Campaigns scramble to respond to Bhutto's death
The suicide bombing that claimed former Pakistani Prime Minister Benazir Bhutto has upended the US presidential campaigns just a week before voters in Iowa head out to caucus.
"Still, the instant conventional wisdom will say that heavy news coverage of the gun and bomb attack will bolster the arguments of Sens. Hillary Clinton (D-N.Y.) and John McCain (R-Ariz.), both members of the Armed Services Committee. ... That same instant C.W. will say that the candidates most damaged will be Sen. Barack Obama (D-Ill.) and former Arkansas Gov. Mike Huckabee (R)," report The Politico's Mike Allen, Jonathan Martin and Ben Smith.
Clinton will shift her planned topics in a speech Thursday after the opposition leader's death, and her campaign tells a Wall Street Journal blog that it expects the assassination will prevent rival Obama from criticizing her and former Sen. John Edwards.
Obama released the following statement on Bhutto's death, which was sent to RAW STORY Thursday:
“I am shocked and saddened by the death of Benazir Bhutto in this terrorist atrocity. She was a respected and resilient advocate for the democratic aspirations of the Pakistani people. We join with them in mourning her loss, and stand with them in their quest for democracy and against the terrorists who threaten the common security of the world."
In an ad announced Wednesday Clinton reminds voters that the US is a "nation at war" and says she would be the "steady hand" necessary to resolve the crises facing the country.

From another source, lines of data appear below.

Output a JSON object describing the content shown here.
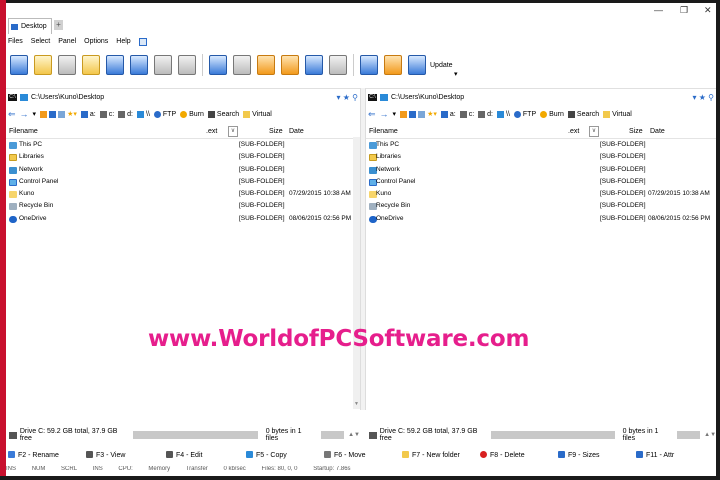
{
  "window": {
    "tab_label": "Desktop",
    "minimize": "—",
    "restore": "❐",
    "close": "✕"
  },
  "menu": [
    "Files",
    "Select",
    "Panel",
    "Options",
    "Help"
  ],
  "toolbar": {
    "update_label": "Update"
  },
  "left_panel": {
    "path": "C:\\Users\\Kuno\\Desktop",
    "drive_label": "C:",
    "nav": {
      "a": "a:",
      "c": "c:",
      "d": "d:",
      "unc": "\\\\",
      "ftp": "FTP",
      "burn": "Burn",
      "search": "Search",
      "virtual": "Virtual"
    },
    "columns": {
      "filename": "Filename",
      "ext": ".ext",
      "size": "Size",
      "date": "Date"
    },
    "rows": [
      {
        "name": "This PC",
        "size": "[SUB-FOLDER]",
        "date": "",
        "icon": "pc"
      },
      {
        "name": "Libraries",
        "size": "[SUB-FOLDER]",
        "date": "",
        "icon": "lib"
      },
      {
        "name": "Network",
        "size": "[SUB-FOLDER]",
        "date": "",
        "icon": "net"
      },
      {
        "name": "Control Panel",
        "size": "[SUB-FOLDER]",
        "date": "",
        "icon": "cp"
      },
      {
        "name": "Kuno",
        "size": "[SUB-FOLDER]",
        "date": "07/29/2015 10:38 AM",
        "icon": "usr"
      },
      {
        "name": "Recycle Bin",
        "size": "[SUB-FOLDER]",
        "date": "",
        "icon": "bin"
      },
      {
        "name": "OneDrive",
        "size": "[SUB-FOLDER]",
        "date": "08/06/2015 02:56 PM",
        "icon": "od"
      }
    ],
    "status": {
      "drive": "Drive C: 59.2 GB total, 37.9 GB free",
      "selection": "0 bytes in 1 files"
    }
  },
  "right_panel": {
    "path": "C:\\Users\\Kuno\\Desktop",
    "drive_label": "C:",
    "nav": {
      "a": "a:",
      "c": "c:",
      "d": "d:",
      "unc": "\\\\",
      "ftp": "FTP",
      "burn": "Burn",
      "search": "Search",
      "virtual": "Virtual"
    },
    "columns": {
      "filename": "Filename",
      "ext": ".ext",
      "size": "Size",
      "date": "Date"
    },
    "rows": [
      {
        "name": "This PC",
        "size": "[SUB-FOLDER]",
        "date": "",
        "icon": "pc"
      },
      {
        "name": "Libraries",
        "size": "[SUB-FOLDER]",
        "date": "",
        "icon": "lib"
      },
      {
        "name": "Network",
        "size": "[SUB-FOLDER]",
        "date": "",
        "icon": "net"
      },
      {
        "name": "Control Panel",
        "size": "[SUB-FOLDER]",
        "date": "",
        "icon": "cp"
      },
      {
        "name": "Kuno",
        "size": "[SUB-FOLDER]",
        "date": "07/29/2015 10:38 AM",
        "icon": "usr"
      },
      {
        "name": "Recycle Bin",
        "size": "[SUB-FOLDER]",
        "date": "",
        "icon": "bin"
      },
      {
        "name": "OneDrive",
        "size": "[SUB-FOLDER]",
        "date": "08/06/2015 02:56 PM",
        "icon": "od"
      }
    ],
    "status": {
      "drive": "Drive C: 59.2 GB total, 37.9 GB free",
      "selection": "0 bytes in 1 files"
    }
  },
  "watermark": "www.WorldofPCSoftware.com",
  "function_keys": [
    {
      "label": "F2 - Rename",
      "color": "#3a7ad8"
    },
    {
      "label": "F3 - View",
      "color": "#555555"
    },
    {
      "label": "F4 - Edit",
      "color": "#555555"
    },
    {
      "label": "F5 - Copy",
      "color": "#2a8ad8"
    },
    {
      "label": "F6 - Move",
      "color": "#777777"
    },
    {
      "label": "F7 - New folder",
      "color": "#f2c94c"
    },
    {
      "label": "F8 - Delete",
      "color": "#d82020"
    },
    {
      "label": "F9 - Sizes",
      "color": "#2a6bc9"
    },
    {
      "label": "F11 - Attr",
      "color": "#2a6bc9"
    }
  ],
  "bottom_strip": [
    "INS",
    "NUM",
    "SCRL",
    "INS",
    "CPU:",
    "Memory",
    "Transfer",
    "0 kb/sec",
    "Files: 80, 0, 0",
    "Startup: 7.86s"
  ]
}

Sen. Joe Biden (D-DE), a second-tier Democratic candidate, also released a statement:
"This is a terrible day. My heart goes out to Benazir Bhutto's
family, friends and followers. Like her father before her, Benazir Bhutto worked her whole life --
and gave her life -- to help Pakistan become a democratic, secular and
modern Muslim country...It
was a privilege to know her these many years and to call her a friend."
Biden will use Bhutto's death to stress his foreign policy credentials as he continues his push for an upset in Iowa's Jan. 3 caucus, according to the Journal's Washington Wire blog.
Before news broke about Bhutto, Biden's campaign announced a new ad to air in Iowa touting his 35 years of experience in global affairs.
"Biden’s supporters also frequently note that it was Biden — and not President Bush — who Musharraf and Bhutto sought out during the crisis earlier this year after Musharraf declared emergency rule," Susan Davis reports in Washington Wire.
On the GOP front, the attack could complement Rudy Giuliani's attempt to reinsert national security concerns into the presidential campaign with a national television ad he purchased that will begin airing Friday.
“The assassination of Benazir Bhutto is a tragic event for Pakistan and for democracy in Pakistan. Her murderers must be brought to justice and Pakistan must continue the path back to democracy and the rule of law," Giuliani said in a statement Thursday morning -- the first released by any candidate regarding the bombing. "Her death is a reminder that terrorism anywhere — whether in New York, London, Tel-Aviv or Rawalpindi — is an enemy of freedom. We must redouble our efforts to win the Terrorists’ War on Us.”
Huckabee, who had been giving Giuliani and the rest of the GOP field a run for their money, also was quick to weigh in on Bhutto's assassination.
“I am deeply troubled by the news accounts this morning of Pakistani opposition leader and former Prime Minister Benazir Bhutto’s assassination in a suicide attack. This is devastating news for the people of Pakistan, and my prayers go out to them as we follow developments regarding this dire situation," said Huckabee, who has been criticized for lacking foreign policy experience. "The terrible violence surrounding Pakistan’s upcoming election stands in stark contrast to the peaceful transition of power that we embrace in our country through our Constitution. On this sad day, we are reminded that while our democracy has flaws, it stands as a shining beacon of hope for nations and people around the world who seek peace and opportunity through self-government.”
Washington Post reporter Chris Cillizza argues at his blog, The Fix, that Bhutto's assassination could help Giuliani recover the spotlight in the final weeks before Iowa and New Hampshire voters make their choices.
"Bhutto's assassination could well work to Giuliani's benefit because it may enable him to thrust himself back into the daily political conversation after steadily losing ground in the presidential campaign for weeks, while Sen. John McCain (R-Ariz.) has come on strong. With his decision to all but skip Iowa and play only at the margins in the New Hampshire primary, Giuliani has watched as the campaign in its final stages has largely passed him by," Cillizza writes.
"But, with the Bhutto's death and the broader implications of the fight against terrorism worldwide likely to dominate the coverage for the next day or two (at a minimum)," he says, "Giuliani immediately becomes relevant again."